Currently in the UK, a large amount of partridge and pheasant are imported from France. This year however, the UK shooting sector will be significantly impacted by the critical Avian Influenza situation and the lion’s share of egg and chick imports from France are not going to be allowed due to animal health legislation around avian influenza.

There have been continuous conversations around importation licensing, and we have unfortunately now had verbal confirmation from multiple reliable sources that the French authorities and European Commission have agreed that the 90 days policy does exist for export to a non-EU country. Sadly, this confirms that the majority of eggs and chicks that were expected from France in June will not be arriving. We will be discussing with our customer base the best ways for future proofing their businesses for 2023 and onwards.

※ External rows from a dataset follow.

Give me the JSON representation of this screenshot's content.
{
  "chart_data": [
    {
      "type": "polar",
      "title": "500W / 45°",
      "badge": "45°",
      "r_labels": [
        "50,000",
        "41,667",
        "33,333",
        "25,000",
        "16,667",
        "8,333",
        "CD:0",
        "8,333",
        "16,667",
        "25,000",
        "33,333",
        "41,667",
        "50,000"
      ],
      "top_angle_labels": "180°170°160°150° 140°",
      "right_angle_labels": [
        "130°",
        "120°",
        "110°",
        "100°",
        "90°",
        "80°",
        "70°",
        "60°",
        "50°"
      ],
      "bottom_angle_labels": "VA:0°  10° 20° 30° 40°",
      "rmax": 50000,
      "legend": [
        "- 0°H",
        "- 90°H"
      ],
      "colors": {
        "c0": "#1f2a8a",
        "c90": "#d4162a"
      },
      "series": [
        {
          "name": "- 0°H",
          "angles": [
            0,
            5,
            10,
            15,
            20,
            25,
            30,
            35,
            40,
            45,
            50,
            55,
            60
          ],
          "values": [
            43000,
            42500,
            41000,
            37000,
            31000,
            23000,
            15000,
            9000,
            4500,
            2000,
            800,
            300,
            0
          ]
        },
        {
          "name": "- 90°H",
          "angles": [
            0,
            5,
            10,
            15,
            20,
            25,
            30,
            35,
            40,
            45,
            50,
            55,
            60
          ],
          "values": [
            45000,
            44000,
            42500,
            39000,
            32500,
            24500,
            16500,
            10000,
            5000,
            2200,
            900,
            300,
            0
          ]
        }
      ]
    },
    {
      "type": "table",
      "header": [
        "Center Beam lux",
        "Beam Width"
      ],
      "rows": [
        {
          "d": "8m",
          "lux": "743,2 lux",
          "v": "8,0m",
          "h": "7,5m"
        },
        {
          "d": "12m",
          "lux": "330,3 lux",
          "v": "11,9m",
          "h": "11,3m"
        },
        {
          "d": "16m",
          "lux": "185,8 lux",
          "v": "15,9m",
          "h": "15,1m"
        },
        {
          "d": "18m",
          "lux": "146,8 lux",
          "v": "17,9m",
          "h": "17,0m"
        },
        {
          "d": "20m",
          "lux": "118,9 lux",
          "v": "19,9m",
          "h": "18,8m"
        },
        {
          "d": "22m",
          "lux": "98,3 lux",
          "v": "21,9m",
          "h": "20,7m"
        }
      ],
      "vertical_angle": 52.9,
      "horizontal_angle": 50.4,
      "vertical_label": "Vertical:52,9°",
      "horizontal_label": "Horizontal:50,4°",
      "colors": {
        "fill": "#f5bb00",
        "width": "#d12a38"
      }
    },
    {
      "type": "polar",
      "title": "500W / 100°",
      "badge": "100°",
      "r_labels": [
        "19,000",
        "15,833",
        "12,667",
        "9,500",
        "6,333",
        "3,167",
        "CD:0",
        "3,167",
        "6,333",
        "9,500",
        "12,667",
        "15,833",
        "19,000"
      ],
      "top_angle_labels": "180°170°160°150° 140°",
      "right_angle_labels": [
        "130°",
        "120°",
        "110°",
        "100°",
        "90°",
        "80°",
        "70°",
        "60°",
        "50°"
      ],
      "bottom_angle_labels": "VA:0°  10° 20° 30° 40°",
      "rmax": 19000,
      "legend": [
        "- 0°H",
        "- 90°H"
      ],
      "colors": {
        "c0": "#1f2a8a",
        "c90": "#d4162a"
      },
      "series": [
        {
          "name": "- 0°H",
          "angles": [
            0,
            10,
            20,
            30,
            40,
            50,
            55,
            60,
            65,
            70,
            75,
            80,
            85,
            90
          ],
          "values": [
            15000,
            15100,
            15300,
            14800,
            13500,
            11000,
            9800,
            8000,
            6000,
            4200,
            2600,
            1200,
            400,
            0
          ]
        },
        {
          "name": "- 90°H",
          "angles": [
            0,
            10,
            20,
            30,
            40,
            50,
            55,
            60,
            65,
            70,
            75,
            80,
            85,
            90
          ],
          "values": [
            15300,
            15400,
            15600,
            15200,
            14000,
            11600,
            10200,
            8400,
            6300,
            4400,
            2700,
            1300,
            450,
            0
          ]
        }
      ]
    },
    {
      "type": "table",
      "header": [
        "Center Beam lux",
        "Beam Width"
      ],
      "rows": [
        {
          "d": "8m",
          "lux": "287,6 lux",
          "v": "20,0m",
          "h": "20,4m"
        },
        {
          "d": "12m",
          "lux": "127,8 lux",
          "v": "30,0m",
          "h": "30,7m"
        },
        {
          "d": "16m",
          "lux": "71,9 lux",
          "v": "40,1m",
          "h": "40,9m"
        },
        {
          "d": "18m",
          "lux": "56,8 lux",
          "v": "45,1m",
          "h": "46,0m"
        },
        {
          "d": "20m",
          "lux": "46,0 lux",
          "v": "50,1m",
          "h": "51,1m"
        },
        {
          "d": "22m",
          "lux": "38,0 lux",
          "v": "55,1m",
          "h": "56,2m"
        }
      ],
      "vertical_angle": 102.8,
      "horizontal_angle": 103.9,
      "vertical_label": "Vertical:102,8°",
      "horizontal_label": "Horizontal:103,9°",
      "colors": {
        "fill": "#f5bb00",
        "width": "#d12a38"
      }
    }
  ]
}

Certainly, AI cases have been higher this year than ever before, but the situation has been relatively under control in the UK, particularly when you compare it to our European counterparts. As we now know, sadly the situation is extremely severe in several European countries, including France. In particular, the Vendée, Loire-Alantique, and Maine region, which are well known for their breeding avian species such as ducks, geese and chickens has been badly affected - such a high general bird population has unfortunately been beneficial to the spread of Avian Influenza. I am, however, sure that there are plans in place to limit this in future years.

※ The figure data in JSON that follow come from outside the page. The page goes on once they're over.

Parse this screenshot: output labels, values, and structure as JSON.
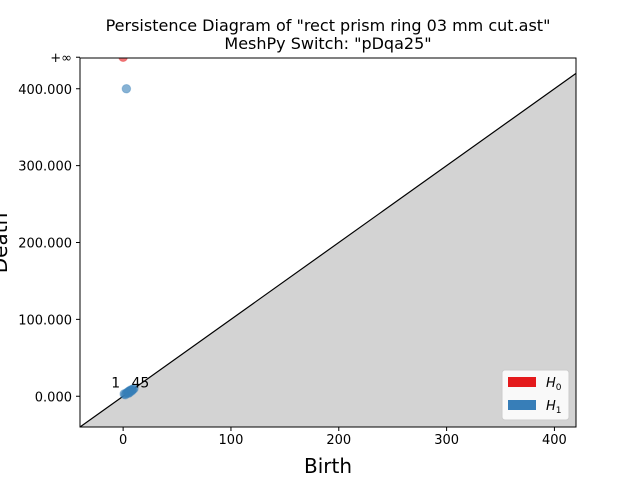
{
  "chart_data": {
    "type": "scatter",
    "title": "Persistence Diagram of \"rect prism ring 03 mm cut.ast\"",
    "subtitle": "MeshPy Switch: \"pDqa25\"",
    "xlabel": "Birth",
    "ylabel": "Death",
    "xlim": [
      -40,
      420
    ],
    "ylim": [
      -40,
      440
    ],
    "x_ticks": [
      0,
      100,
      200,
      300,
      400
    ],
    "y_ticks": [
      0,
      100,
      200,
      300,
      400
    ],
    "y_tick_labels": [
      "0.000",
      "100.000",
      "200.000",
      "300.000",
      "400.000"
    ],
    "infinity_label": "+∞",
    "infinity_value": 441,
    "diagonal": true,
    "legend_position": "lower-right",
    "annotations": [
      {
        "text": "1",
        "x": 0,
        "y": 6
      },
      {
        "text": "45",
        "x": 5,
        "y": 6
      }
    ],
    "series": [
      {
        "name": "H0",
        "color": "#e41a1c",
        "points": [
          [
            0,
            "inf"
          ]
        ]
      },
      {
        "name": "H1",
        "color": "#377eb8",
        "points": [
          [
            3,
            400
          ],
          [
            1,
            3
          ],
          [
            2,
            2
          ],
          [
            3,
            4
          ],
          [
            4,
            5
          ],
          [
            5,
            6
          ],
          [
            6,
            7
          ],
          [
            7,
            8
          ],
          [
            8,
            8
          ],
          [
            9,
            9
          ],
          [
            10,
            10
          ],
          [
            6,
            5
          ],
          [
            5,
            4
          ],
          [
            8,
            7
          ]
        ]
      }
    ],
    "legend": [
      {
        "label": "H",
        "sub": "0",
        "color": "#e41a1c"
      },
      {
        "label": "H",
        "sub": "1",
        "color": "#377eb8"
      }
    ]
  }
}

Relatively speaking there have not been many French gamebird breeding stocks culled. The French authorities have been very good at testing high status breeding flocks of all avian species and, significantly, they have been proactively culling all non-breeding birds that surround high value sites such as breeding birds, hatcheries and egg packing stations in attempt to stem the flow of bird flu but keep up breeding stock to supply various countries, including France.

Thankfully, because a large proportion of French breeding flocks have been saved, and although supply for 2022 will be severely affected, there is hope for a good consistent supply of eggs for the 2023 season. We rely on France for a large proportion of partridge and a slightly smaller proportion of pheasant so the UK shooting season for partridges will sadly be the worst affected. We are lucky as a country that we produce more pheasant laying stocks, so the pheasant shooting season will be slightly less affected.

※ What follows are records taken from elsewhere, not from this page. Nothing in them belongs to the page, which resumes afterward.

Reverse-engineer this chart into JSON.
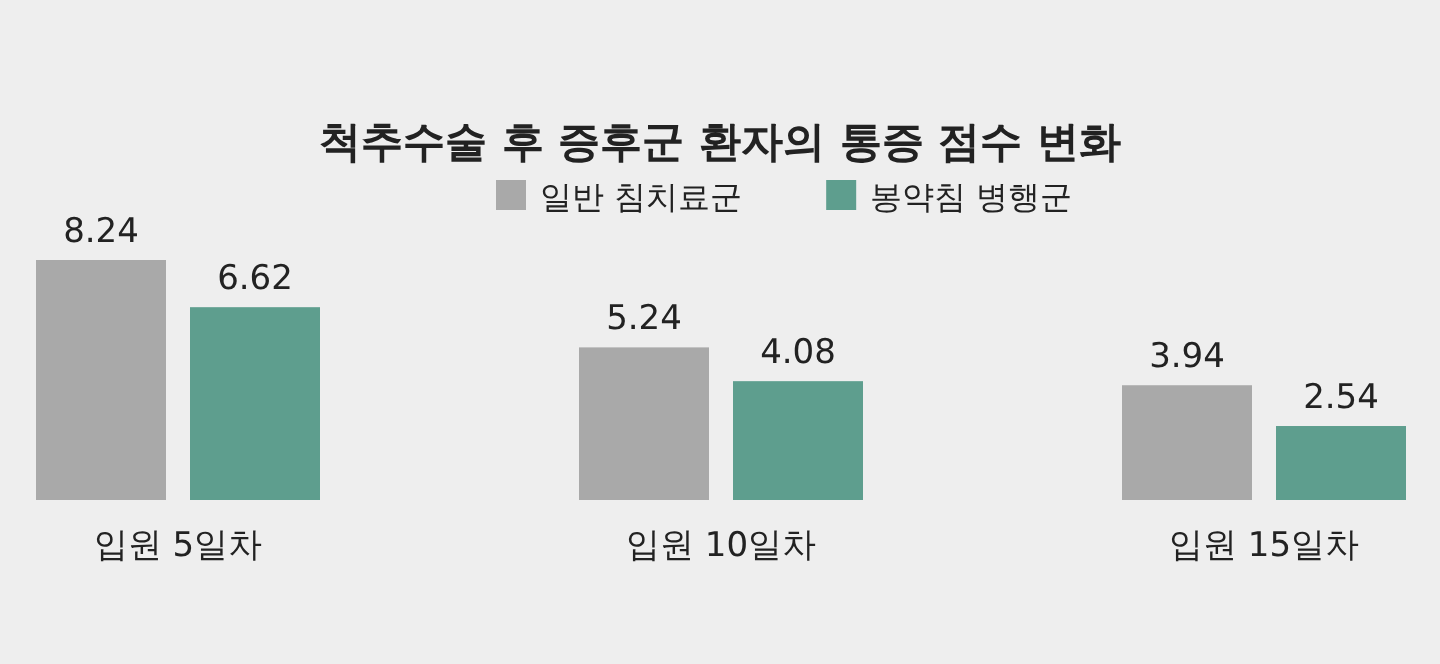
{
  "chart_data": {
    "type": "bar",
    "title": "척추수술 후 증후군 환자의 통증 점수 변화",
    "categories": [
      "입원 5일차",
      "입원 10일차",
      "입원 15일차"
    ],
    "series": [
      {
        "name": "일반 침치료군",
        "color": "#a9a9a9",
        "values": [
          8.24,
          5.24,
          3.94
        ]
      },
      {
        "name": "봉약침 병행군",
        "color": "#5e9e8e",
        "values": [
          6.62,
          4.08,
          2.54
        ]
      }
    ],
    "data_labels": true,
    "legend": "top"
  }
}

We are expecting to be rearing into August, which will help a large proportion of smaller shoots that are happy to delay the start of their shooting season in order to ensure that they actually have a shooting season.

This year is, therefore, a clear opportunity for everybody in the shooting sector to support each other. The Guns should support the shoots and the shoots should therefore support the game farms which then support hatcheries as much as possible. There is a natural cycle, and we must keep doing our best. We’ve learnt in the last couple of years that there is a huge demand for shooting and therefore, the overall market is extremely buoyant despite the lack of supply this year. However, moving forward, I am certain that our sector will regain full strength.

To support the sector, we are offering FREE veterinary health and welfare visits. One question that I am being asked by game farms and shoots is “How do I become more sustainable?” This is the question of the moment. We must ensure that shoots are environmentally sustainable, sustainable as a business, and sustainable in the eyes of the public.

We, as a country, have heavily relied on France and other European countries because they are genetically secure; have excellent climatic conditions and have been extremely competitive from a cost perspective. Moving forward in the medium to long term, there is no doubt that the UK market will become more self-sufficient. However, the European market will likely continue to play a large part of our sector because the level of investment and infrastructure has been so great in the last decade.